In a letter to Agriculture Secretary Dan Glickman and Interior Secretary Bruce Babbitt, Owens said a 30-day moratorium imposed by the federal government is insufficient.
''I am very concerned that your agencies are acting irresponsibly with respect to protecting the public from negative consequences caused by the use of prescribed fires,'' Owens said in a letter.
Tim Ahern, spokesman for Babbitt, called Owens' action redundant.
''We are just as concerned about the safety of the public as he is. What happened at Los Alamos should not have happened. There are procedures in place and obviously something went wrong. We're going to find out what and correct it,'' Ahern said.
A spokeswoman for Glickman said he would be happy to discuss further measures with Owens after the federal moratorium expires.
Federal land managers in Colorado said Wednesday the moratorium was moot. They said they have several prescribed burns pending, but cannot carry them out because the equipment and manpower needed to monitor those fires are in New Mexico and the time limit for prescribed burns is about to expire.
Babbitt on Thursday released results of a preliminary investigation that said the National Park Service officials who started the Los Alamos fire failed to follow proper procedures and did not have enough fire crews on hand to keep the blaze under control.
Owens said the state was forced to set up its own permit process to coordinate burns because the federal government controls 30 percent of the state's land, and the state was being held responsible for federal mistakes under the federal Clean Air Act.

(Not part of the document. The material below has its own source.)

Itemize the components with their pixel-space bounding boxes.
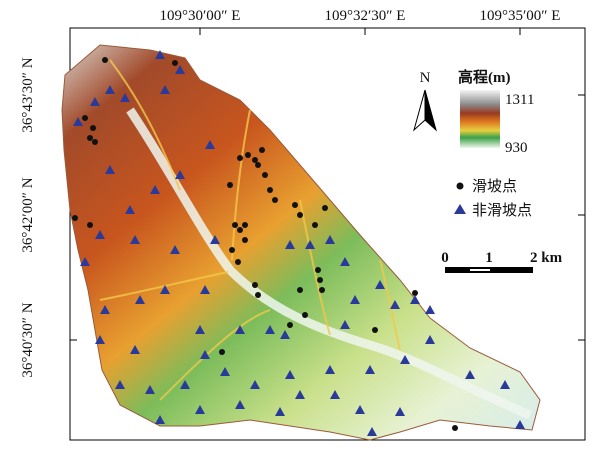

Owens said federal government officials balked at complying with a new state law requiring federal agencies to submit plans for prescribed burns and alternatives because they are afraid the practice will spread to other states. Owens said he is prepared to go to court to enforce the new state law.

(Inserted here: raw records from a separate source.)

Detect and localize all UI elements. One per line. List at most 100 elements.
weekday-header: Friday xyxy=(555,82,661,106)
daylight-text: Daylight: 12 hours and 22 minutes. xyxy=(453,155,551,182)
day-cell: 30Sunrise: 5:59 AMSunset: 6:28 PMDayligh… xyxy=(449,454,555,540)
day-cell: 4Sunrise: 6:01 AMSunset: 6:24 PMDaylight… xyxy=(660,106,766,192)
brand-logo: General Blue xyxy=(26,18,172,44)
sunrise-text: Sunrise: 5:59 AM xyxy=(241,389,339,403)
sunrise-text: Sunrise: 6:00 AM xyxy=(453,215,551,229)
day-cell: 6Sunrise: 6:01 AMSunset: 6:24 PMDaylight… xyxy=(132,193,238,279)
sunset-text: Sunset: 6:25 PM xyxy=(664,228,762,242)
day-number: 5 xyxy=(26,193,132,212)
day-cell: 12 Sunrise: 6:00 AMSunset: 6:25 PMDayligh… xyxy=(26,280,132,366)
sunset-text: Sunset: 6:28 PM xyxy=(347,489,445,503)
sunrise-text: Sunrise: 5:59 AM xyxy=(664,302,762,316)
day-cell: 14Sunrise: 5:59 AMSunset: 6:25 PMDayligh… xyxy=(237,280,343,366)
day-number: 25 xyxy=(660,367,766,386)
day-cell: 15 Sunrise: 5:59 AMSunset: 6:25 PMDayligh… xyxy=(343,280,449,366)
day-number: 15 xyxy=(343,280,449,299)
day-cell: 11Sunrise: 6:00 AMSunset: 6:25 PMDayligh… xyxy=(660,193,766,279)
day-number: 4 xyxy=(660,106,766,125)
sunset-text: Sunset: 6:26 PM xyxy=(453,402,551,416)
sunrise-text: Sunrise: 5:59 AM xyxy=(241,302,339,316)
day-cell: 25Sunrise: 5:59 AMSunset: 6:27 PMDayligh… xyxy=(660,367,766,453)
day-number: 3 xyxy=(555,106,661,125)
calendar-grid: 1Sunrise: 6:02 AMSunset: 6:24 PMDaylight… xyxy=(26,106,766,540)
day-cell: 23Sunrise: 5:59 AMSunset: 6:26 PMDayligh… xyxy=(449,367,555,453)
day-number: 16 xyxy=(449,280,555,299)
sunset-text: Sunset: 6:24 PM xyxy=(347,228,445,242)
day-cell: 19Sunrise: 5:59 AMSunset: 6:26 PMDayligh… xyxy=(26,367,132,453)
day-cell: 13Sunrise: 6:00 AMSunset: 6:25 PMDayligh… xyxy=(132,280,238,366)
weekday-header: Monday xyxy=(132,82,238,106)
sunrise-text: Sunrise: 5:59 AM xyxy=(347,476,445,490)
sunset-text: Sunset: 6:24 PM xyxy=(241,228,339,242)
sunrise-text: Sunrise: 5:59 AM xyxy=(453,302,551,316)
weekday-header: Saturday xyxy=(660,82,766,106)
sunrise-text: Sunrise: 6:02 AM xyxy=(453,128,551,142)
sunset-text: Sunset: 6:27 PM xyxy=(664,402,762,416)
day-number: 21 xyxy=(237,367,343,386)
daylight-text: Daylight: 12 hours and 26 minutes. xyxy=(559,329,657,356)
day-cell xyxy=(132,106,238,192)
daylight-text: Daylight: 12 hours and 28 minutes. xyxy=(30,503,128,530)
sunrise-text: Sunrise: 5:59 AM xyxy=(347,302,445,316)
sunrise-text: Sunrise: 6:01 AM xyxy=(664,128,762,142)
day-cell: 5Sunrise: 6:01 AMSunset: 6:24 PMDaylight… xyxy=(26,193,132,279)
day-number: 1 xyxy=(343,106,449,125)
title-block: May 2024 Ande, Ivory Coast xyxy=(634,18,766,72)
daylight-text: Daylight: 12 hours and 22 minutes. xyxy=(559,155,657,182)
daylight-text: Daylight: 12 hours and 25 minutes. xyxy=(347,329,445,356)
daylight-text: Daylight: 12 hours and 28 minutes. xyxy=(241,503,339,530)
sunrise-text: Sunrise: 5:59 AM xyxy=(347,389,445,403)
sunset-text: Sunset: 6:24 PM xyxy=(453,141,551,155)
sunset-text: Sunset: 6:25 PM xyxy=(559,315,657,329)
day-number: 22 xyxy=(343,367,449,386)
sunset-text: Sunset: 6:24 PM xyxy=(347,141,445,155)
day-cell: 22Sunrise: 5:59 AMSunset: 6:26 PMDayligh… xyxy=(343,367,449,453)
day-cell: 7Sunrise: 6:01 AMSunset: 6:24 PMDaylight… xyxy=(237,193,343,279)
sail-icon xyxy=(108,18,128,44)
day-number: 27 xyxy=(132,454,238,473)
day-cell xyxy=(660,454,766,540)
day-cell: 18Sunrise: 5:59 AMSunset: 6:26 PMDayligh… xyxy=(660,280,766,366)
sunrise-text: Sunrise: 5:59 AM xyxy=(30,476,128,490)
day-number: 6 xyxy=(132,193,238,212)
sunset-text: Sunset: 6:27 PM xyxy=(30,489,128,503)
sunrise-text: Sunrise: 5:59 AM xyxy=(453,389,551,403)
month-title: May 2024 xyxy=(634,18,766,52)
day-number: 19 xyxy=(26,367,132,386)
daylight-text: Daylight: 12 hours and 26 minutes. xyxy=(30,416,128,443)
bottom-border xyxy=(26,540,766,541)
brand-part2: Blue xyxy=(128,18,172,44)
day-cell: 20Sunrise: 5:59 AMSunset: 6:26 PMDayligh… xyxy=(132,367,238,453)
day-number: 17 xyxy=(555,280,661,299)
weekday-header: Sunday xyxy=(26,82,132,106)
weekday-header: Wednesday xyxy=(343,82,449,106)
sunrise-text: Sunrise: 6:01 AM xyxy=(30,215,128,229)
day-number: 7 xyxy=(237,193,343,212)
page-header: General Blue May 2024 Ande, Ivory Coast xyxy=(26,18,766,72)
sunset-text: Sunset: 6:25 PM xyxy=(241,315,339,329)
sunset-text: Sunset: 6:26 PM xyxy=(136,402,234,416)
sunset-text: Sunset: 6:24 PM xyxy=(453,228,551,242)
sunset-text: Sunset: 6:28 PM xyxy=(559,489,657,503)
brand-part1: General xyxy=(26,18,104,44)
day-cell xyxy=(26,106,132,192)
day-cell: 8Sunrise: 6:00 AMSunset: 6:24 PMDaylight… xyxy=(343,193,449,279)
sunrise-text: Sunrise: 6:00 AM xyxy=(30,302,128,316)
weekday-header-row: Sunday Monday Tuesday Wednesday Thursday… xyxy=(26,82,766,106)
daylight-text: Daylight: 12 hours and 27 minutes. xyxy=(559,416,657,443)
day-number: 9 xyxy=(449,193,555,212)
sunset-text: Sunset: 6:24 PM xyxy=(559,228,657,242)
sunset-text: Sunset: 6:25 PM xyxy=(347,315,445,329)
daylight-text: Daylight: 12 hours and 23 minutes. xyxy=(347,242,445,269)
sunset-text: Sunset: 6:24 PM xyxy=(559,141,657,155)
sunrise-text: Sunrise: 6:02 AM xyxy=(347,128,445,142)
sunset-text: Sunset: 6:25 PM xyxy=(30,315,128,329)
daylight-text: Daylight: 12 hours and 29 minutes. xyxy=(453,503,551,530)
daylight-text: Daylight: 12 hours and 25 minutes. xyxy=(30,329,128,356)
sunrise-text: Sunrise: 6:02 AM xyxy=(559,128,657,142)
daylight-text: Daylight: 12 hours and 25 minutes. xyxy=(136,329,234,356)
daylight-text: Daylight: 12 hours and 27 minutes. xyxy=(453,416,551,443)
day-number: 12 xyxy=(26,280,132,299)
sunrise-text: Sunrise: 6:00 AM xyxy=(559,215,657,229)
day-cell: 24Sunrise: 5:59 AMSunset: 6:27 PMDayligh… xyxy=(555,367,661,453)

''I trust federal agencies will comply, but in private conversations there has been some discussion that maybe they won't,'' Owens said.
''There is concern from the federal government that if all states tried to extend the oversight we are seeking ... it would make their ability to have the 23,000 burns they had last year harder to do,'' Owens said.

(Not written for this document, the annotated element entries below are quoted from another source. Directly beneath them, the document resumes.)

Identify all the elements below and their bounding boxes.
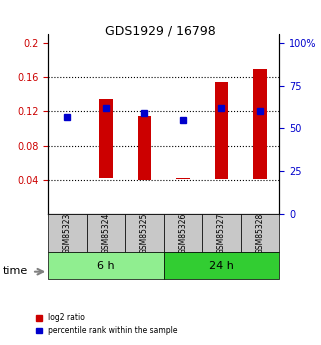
Text: GSM85326: GSM85326	[178, 212, 187, 254]
Bar	[215, 82, 228, 179]
FancyBboxPatch shape	[125, 214, 164, 252]
Text: GDS1929 / 16798: GDS1929 / 16798	[105, 24, 216, 37]
Legend: log2 ratio, percentile rank within the sample: log2 ratio, percentile rank within the s…	[36, 313, 178, 335]
Bar	[253, 69, 267, 179]
Bar	[99, 99, 113, 178]
Text: GSM85324: GSM85324	[101, 212, 110, 254]
Text: GSM85323: GSM85323	[63, 212, 72, 254]
Text: time: time	[3, 266, 29, 276]
FancyBboxPatch shape	[87, 214, 125, 252]
FancyBboxPatch shape	[48, 214, 87, 252]
Bar	[176, 178, 190, 179]
FancyBboxPatch shape	[241, 214, 279, 252]
Text: GSM85328: GSM85328	[256, 212, 265, 254]
FancyBboxPatch shape	[202, 214, 241, 252]
FancyBboxPatch shape	[164, 252, 279, 279]
Text: 6 h: 6 h	[97, 261, 115, 270]
Text: GSM85327: GSM85327	[217, 212, 226, 254]
Bar	[138, 116, 151, 180]
Text: 24 h: 24 h	[209, 261, 234, 270]
Text: GSM85325: GSM85325	[140, 212, 149, 254]
FancyBboxPatch shape	[48, 252, 164, 279]
FancyBboxPatch shape	[164, 214, 202, 252]
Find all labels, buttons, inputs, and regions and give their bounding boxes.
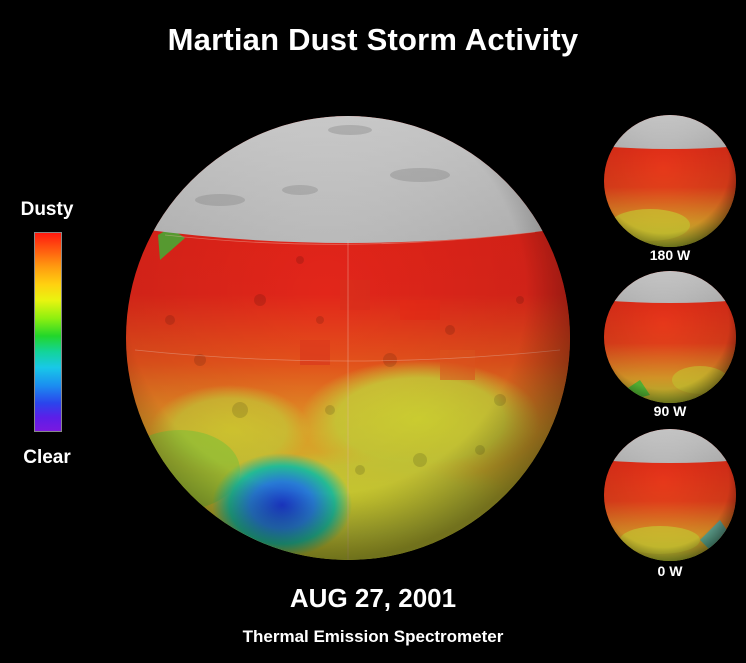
globe-label-90w: 90 W	[653, 403, 687, 419]
small-globe-0w	[604, 429, 736, 561]
globe-label-0w: 0 W	[657, 563, 683, 579]
date-label: AUG 27, 2001	[289, 583, 457, 613]
dust-colorbar	[34, 232, 62, 432]
main-globe	[126, 116, 570, 560]
legend-dusty-label: Dusty	[20, 199, 74, 220]
globe-label-180w: 180 W	[649, 247, 691, 263]
small-globe-180w	[604, 115, 736, 247]
small-globe-90w	[604, 271, 736, 403]
instrument-label: Thermal Emission Spectrometer	[242, 627, 504, 646]
legend-clear-label: Clear	[23, 447, 71, 468]
page-title: Martian Dust Storm Activity	[167, 22, 579, 57]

The governor said he is not opposed to prescribed burns since they can eliminate dangerous fire conditions. But from now on he said the state will be looking over the federal government's shoulder.
''I expect any future federal prescribed burns in Colorado to occur only after the state Health Department has had the opportunity to examine all meteorological data upon which the federal land management agency is relying for each specific fire,'' Owens told Babbitt and Glickman.
Owens said Colorado suffered the consequences of a poorly planned federal burn in 1998 when the city of Durango exceeded federal air quality standards due to a fire set by the U.S. Forest Service. He said the health impacts from elevated levels of pollution can be severe, especially to people with health problems.
Denise Tomlin, spokeswoman for the U.S. Forest Service in Colorado, said her agency has been getting permits from Colorado for 22 years and was surprised by the governor's action.
She said her agency always shares its weather information with the state, and has modified burn plans at the state's request.